On 9/5/06, Darin McBride <[EMAIL PROTECTED]> wrote:
On Tuesday 05 September 2006 10:14, you wrote: > On 9/5/06, Darin McBride <[EMAIL PROTECTED]> wrote: > > On Monday 04 September 2006 22:28, Jack Faley ( The Tao of Jack ) wrote: > > I don't see it being a DBA question - it's a machine resource > > question. If > > you have n apps connecting to DB2, you need n sockets. But if you have n > > apps connecting to a proxy which itself connects to DB2, you have n+1 > > sockets. If that proxy is on another machine, then you may save some > > resource. But if the proxy is on the same machine as the server, there's > > no > > way this will be as fast as direct connection, though it may not be > > noticeably slower, either, depending on the hardware. e.g., a single CPU > > on > > a fully loaded system will be much slower, but an 8-way system that is > > only > > 90% loaded may not be noticed. > > The dba's are PURELY interested in the number of open connections done as > they generate DB2 overhead. Im no dba but they tell me all sorts of DB2 > files and things go on evrytime DB2 opens a new connection. I don't see it > as being a problem at all honestly since these will occur periodically but > I must defer to the dba's.. About the only thing I can think of that you're really saving is the authentication phase - and that sounds really dangerous to me. It's like opening a security hole.
Yes, as I indicated before, Im going to find out just how much overhead is involved in many short open connection / disconnects versus funneling through the proxy. Ive been browsing modules because the proxy module documentation makes me slightly concerned some portions of cached_connection aren't full implemented ( not DBI ). I ran across Pixie and Tangram. Are you familiar or have an opinion on these?

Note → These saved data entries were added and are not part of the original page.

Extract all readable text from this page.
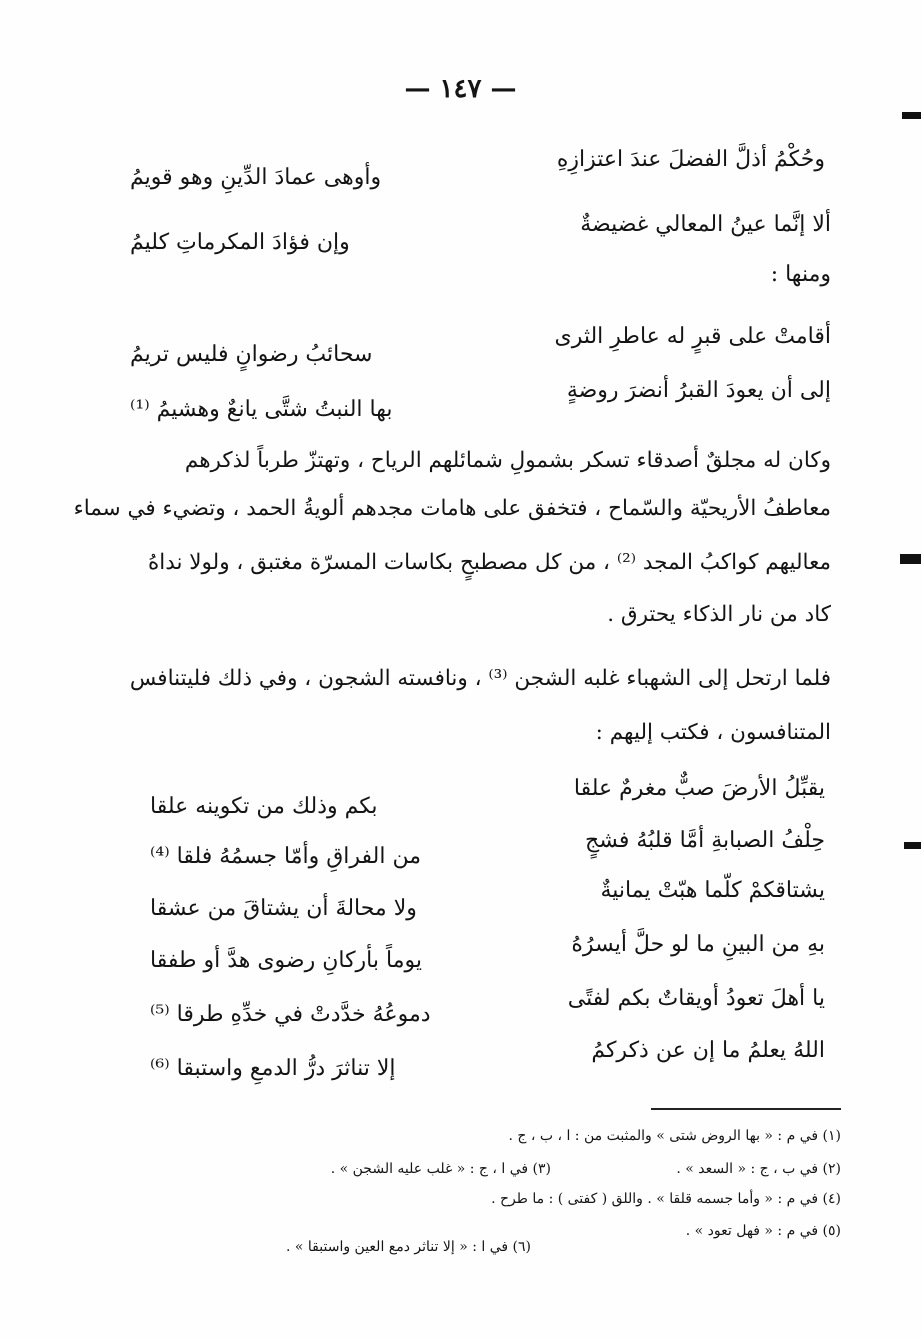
— ١٤٧ —
وحُكْمُ أذلَّ الفضلَ عندَ اعتزازِهِ
وأوهى عمادَ الدِّينِ وهو قويمُ
ألا إنَّما عينُ المعالي غضيضةٌ
وإن فؤادَ المكرماتِ كليمُ
ومنها :
أقامتْ على قبرٍ له عاطرِ الثرى
سحائبُ رضوانٍ فليس تريمُ
إلى أن يعودَ القبرُ أنضرَ روضةٍ
بها النبتُ شتَّى يانعٌ وهشيمُ ⁽¹⁾
وكان له مجلقٌ أصدقاء تسكر بشمولِ شمائلهم الرياح ، وتهتزّ طرباً لذكرهم
معاطفُ الأريحيّة والسّماح ، فتخفق على هامات مجدهم ألويةُ الحمد ، وتضيء في سماء
معاليهم كواكبُ المجد ⁽²⁾ ، من كل مصطبحٍ بكاسات المسرّة مغتبق ، ولولا نداهُ
كاد من نار الذكاء يحترق .
فلما ارتحل إلى الشهباء غلبه الشجن ⁽³⁾ ، ونافسته الشجون ، وفي ذلك فليتنافس
المتنافسون ، فكتب إليهم :
يقبِّلُ الأرضَ صبٌّ مغرمٌ علقا
بكم وذلك من تكوينه علقا
حِلْفُ الصبابةِ أمَّا قلبُهُ فشجٍ
من الفراقِ وأمّا جسمُهُ فلقا ⁽⁴⁾
يشتاقكمْ كلّما هبّتْ يمانيةٌ
ولا محالةَ أن يشتاقَ من عشقا
بهِ من البينِ ما لو حلَّ أيسرُهُ
يوماً بأركانِ رضوى هدَّ أو طفقا
يا أهلَ تعودُ أويقاتٌ بكم لفتًى
دموعُهُ خدَّدتْ في خدِّهِ طرقا ⁽⁵⁾
اللهُ يعلمُ ما إن عن ذكركمُ
إلا تناثرَ درُّ الدمعِ واستبقا ⁽⁶⁾
(١) في م : « بها الروض شتى » والمثبت من : ا ، ب ، ج .
(٢) في ب ، ج : « السعد » .
(٣) في ا ، ج : « غلب عليه الشجن » .
(٤) في م : « وأما جسمه قلقا » . واللق ( كفتى ) : ما طرح .
(٥) في م : « فهل تعود » .
(٦) في ا : « إلا تناثر دمع العين واستبقا » .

> Each client will need to make a direct, individual, non-cacheable > > connection > > to the proxy. The proxy can make a cached connection to the server (as > > long > > as the previous connection isn't timed out, this will be pretty much a > > no-op). Note also that in this scenario, all exits must use the same > > authentication - if you're trying to get some stuff done as sysadm, and > > other > > stuff done as someone unprivileged, you'll need a different proxy for > > each user. > > All the connections will use the same user so this will not be a problem. Unless someone hacks a way to get in to the proxy - you'll need authentication from the proxy as well. And will it be encrypted? > > How would Stored Procedures help? Just for the performance after > > connected? > > > > Stored procedures start as pre-connected from the server. Not that DB2 > > allows > > Perl-based stored procedures, so you'd also have to rewrite them. But > > I'm not even sure that the logic you're doing will fit as a stored > > procedure - I > > brought it up more as a poke to make you think about whether this stuff > > is better as a stored procedure or not. > > Thanks on this. The stored procedures won't really be a benefit at this > point to me and again the dba's just don't want a lot of "open connection > overhead". Im going to look into this after I get finished just to see how > much REALLY is being saved. > > Your statement above seems defnitive about the proxy making a cacheable > connection which brightened my morning. Yes - because the proxy can sit there as a concentrator - it lives in its own process space, and stays running even when nothing is using it. (Technically, you could design it to die after 5 minutes or something of non-use, and then have the interface module auto-start it when it's needed, to reduce resource requirements when not active, but I would personally try to avoid that if possible - way too much work for way too little return.) Because it's a single long-lived process, it can use a cached connection. As you've no doubt learned, connections cannot be passed from process to process - so this is only of use when you're still in the same process. In fact, it seems that DBD::Proxy explicitly gives this as a potential use for itself in CGI environment (lots of short-lived processes for CGI, not so much for mod_perl).
Ugh, the proxy authentication prior to DB2 authentication presents another thing to pursue. There's a lot to be said for embedded databases...... Thanks for all your information! (Sorry I just realized a few messages were to you not the list!)